Sorry, my dearrrrrrrr

Sometimes we don’t realise the gravity of our actions. May be immaturity, lack of respect for fellow-beings or not realising that it is hurting to others.

Sometimes it may be deliberate too. And that innocent action may become a haunting one when the folly was realised at a later stage in life. One such incident always makes me remorseful.

Those who have younger siblings at times become bossy. Though I am friendly with my younger siblings, I used to be harsh with them in two things. Nobody was allowed to take books and magazines from my room without my permission. And nobody was allowed to undo the fold of newspaper. One day I lashed out at my younger sister for reading the newspaper before I woke up and damaging its folds.

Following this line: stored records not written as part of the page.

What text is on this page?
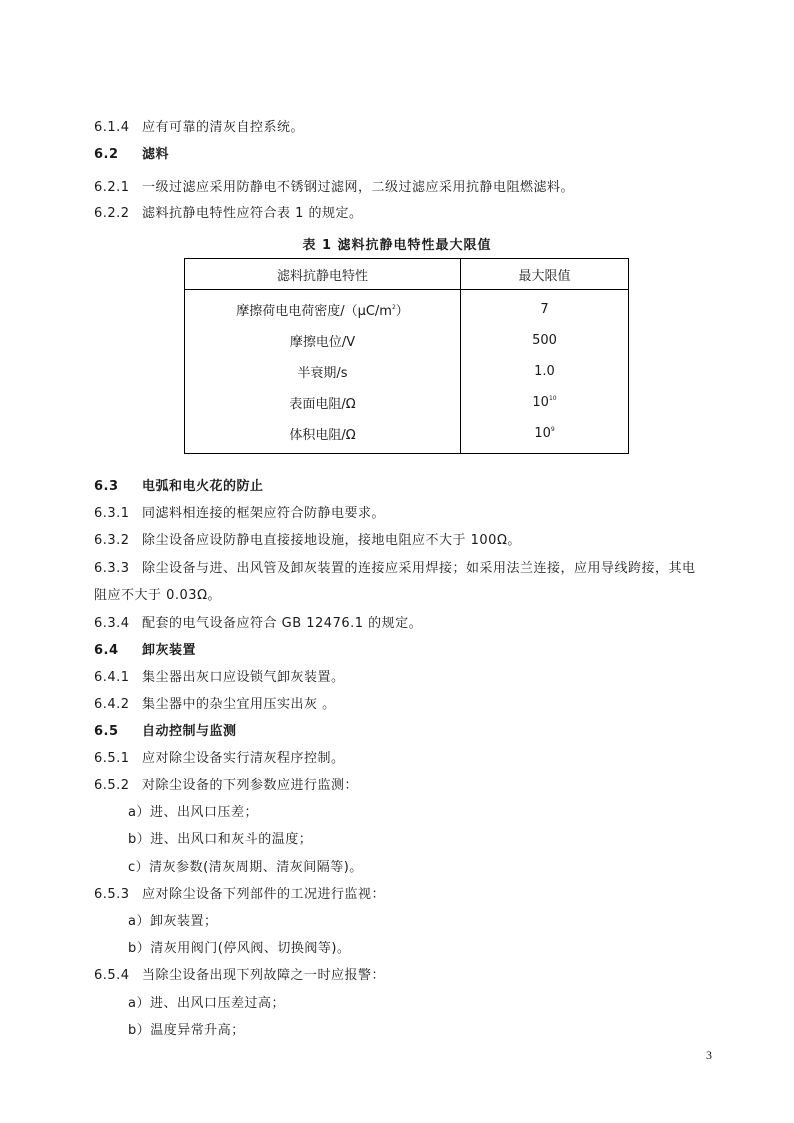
6.1.4 应有可靠的清灰自控系统。
6.2 滤料
6.2.1 一级过滤应采用防静电不锈钢过滤网，二级过滤应采用抗静电阻燃滤料。
6.2.2 滤料抗静电特性应符合表 1 的规定。
表 1 滤料抗静电特性最大限值
滤料抗静电特性	最大限值
摩擦荷电电荷密度$/(\mu C/m^2)$	7
摩擦电位/V	500
半衰期/s	1.0
表面电阻/Ω	$10^{10}$
体积电阻/Ω	$10^9$
6.3 电弧和电火花的防止
6.3.1 同滤料相连接的框架应符合防静电要求。
6.3.2 除尘设备应设防静电直接接地设施，接地电阻应不大于 100Ω。
6.3.3 除尘设备与进、出风管及卸灰装置的连接应采用焊接；如采用法兰连接，应用导线跨接，其电
阻应不大于 0.03Ω。
6.3.4 配套的电气设备应符合 GB 12476.1 的规定。
6.4 卸灰装置
6.4.1 集尘器出灰口应设锁气卸灰装置。
6.4.2 集尘器中的杂尘宜用压实出灰 。
6.5 自动控制与监测
6.5.1 应对除尘设备实行清灰程序控制。
6.5.2 对除尘设备的下列参数应进行监测：
a）进、出风口压差；
b）进、出风口和灰斗的温度；
c）清灰参数(清灰周期、清灰间隔等)。
6.5.3 应对除尘设备下列部件的工况进行监视：
a）卸灰装置；
b）清灰用阀门(停风阀、切换阀等)。
6.5.4 当除尘设备出现下列故障之一时应报警：
a）进、出风口压差过高；
b）温度异常升高；
3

But what happened a few months later shocked all of us in the family. May be it’s written; she died so young. And whenever she comes in my thoughts, I always feel I was not fair with her for a silly thing like newspaper.

And also I see her smiling from heaven – a cherubic girl, she has every right to be in the company of angels.

May be, I have hurt her feelings badly. Because, now, everyday I am forced to read newspaper somebody has already read or “crushed” like a waste paper.

I remember telling my sister “crushing a newspaper is like raping a person,” which I have never told anyone, except who are very close, after her death. But my heart always goes out for a lifeless newspaper crying, “touch-me-not, I am hurt.”